To honor the ancient rivalry, Bridgehampton National Bank in 1982 began presenting the winner with a handsome silver Hampton Cup that was to be retained for a year by the school that won. Saturday’s game will be only the third such in the past 20 years, Southampton having won 14-8 in 1993 and 28-13 in 2006, the last time, until now, that the Cup was contested, the year before Barbour took over the coaching reins from David MacGarva.
The ’87 game was played in Southampton “in nigh-gale-like conditions, with intermittent rain and cold winds gusting the length of the field up to 40 miles per hour.

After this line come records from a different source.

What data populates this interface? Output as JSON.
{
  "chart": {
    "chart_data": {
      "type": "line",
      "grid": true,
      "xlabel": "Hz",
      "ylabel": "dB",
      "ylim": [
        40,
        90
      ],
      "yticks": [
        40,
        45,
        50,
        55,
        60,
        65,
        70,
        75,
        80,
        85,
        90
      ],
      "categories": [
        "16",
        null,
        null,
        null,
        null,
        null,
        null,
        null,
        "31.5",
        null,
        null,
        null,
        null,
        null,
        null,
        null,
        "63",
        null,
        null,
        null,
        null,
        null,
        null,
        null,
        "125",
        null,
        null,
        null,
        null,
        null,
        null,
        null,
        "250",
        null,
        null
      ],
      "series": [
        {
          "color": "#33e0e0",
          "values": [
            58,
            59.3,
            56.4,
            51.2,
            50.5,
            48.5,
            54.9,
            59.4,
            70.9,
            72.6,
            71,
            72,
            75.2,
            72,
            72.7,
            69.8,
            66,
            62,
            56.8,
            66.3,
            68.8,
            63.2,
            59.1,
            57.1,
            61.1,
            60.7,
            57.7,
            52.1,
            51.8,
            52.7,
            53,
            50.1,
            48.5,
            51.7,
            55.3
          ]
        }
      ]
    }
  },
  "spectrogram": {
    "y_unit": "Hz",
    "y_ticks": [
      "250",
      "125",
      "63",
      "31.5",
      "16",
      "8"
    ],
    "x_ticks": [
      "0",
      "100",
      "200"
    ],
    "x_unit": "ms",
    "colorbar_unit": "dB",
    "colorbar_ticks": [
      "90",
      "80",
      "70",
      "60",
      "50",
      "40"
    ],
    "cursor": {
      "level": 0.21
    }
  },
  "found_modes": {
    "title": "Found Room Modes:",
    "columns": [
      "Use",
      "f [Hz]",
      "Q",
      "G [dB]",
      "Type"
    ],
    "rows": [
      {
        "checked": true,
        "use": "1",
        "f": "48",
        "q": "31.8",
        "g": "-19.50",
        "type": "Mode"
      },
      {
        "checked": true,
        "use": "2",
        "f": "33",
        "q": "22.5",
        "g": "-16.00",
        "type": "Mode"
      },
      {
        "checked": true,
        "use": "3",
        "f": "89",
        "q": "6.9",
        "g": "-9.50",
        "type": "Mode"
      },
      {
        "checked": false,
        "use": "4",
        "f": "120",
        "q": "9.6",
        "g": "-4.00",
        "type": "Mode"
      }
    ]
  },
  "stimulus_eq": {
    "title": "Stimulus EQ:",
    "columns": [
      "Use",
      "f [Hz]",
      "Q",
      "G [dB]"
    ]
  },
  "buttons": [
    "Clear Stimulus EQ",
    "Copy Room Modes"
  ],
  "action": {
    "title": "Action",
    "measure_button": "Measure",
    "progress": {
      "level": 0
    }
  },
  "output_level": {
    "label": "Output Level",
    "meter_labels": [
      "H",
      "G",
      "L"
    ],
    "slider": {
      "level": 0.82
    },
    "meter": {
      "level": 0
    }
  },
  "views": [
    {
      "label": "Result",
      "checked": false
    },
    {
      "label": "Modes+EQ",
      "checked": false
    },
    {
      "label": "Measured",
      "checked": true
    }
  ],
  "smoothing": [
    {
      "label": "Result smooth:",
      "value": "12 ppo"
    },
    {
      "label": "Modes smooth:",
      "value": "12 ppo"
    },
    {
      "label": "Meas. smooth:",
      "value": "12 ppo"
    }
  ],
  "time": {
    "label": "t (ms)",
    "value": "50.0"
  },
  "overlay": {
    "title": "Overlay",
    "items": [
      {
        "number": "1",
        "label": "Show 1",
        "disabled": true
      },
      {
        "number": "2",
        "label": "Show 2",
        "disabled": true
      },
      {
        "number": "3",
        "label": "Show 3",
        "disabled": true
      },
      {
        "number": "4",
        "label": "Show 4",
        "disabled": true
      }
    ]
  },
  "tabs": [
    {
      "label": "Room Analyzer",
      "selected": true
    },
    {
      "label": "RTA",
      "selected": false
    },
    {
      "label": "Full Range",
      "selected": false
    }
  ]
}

Punts either traveled 15 to 25 yards or 40 to 50. . . . Mauricio Castillo’s 70-yard quick kick midway through the fourth quarter, which rolled dead on the Mariners’ 8-yard line, was the longest of the day.”
The only touchdown East Hampton needed came late in the first quarter. “With second-and-goal from the Mariners’ 6-yard line, Jamie Grubb passed into the end zone. Michael Sarlo, the tight end, leapt for it near the goal line, but the ball skipped through his hands . . . and into the arms of his teammate Jeff LaCarrubba, who had preceded him. Hank Benzenberg kicked the extra point, which proved to be crucial in the 7-6 win.”
“. . . The decisive defensive play was turned in by Anthony Miller, who, with about one minute left to play, intercepted Bobby Sendlenski on the Mariner 35.”
“When the clock ran out, East Hampton’s bench cleared, and the team’s captain and senior right tackle, David DiSunno, was hoisted aloft to display the game’s trophy, the Hampton Cup.”
A blowup of The Star’s page one photo of joyous Bonackers, the Cup above them and Walter Casiel in the foreground, was put up in East Hampton’s weight room by Menu last spring.
“The kids didn’t know what the Cup was,” said Barbour. “All of them were asking questions. They know now. You could tell by the way they played in the scrimmage with Southampton the other day. It’s a natural rivalry. The kids are buying into it.”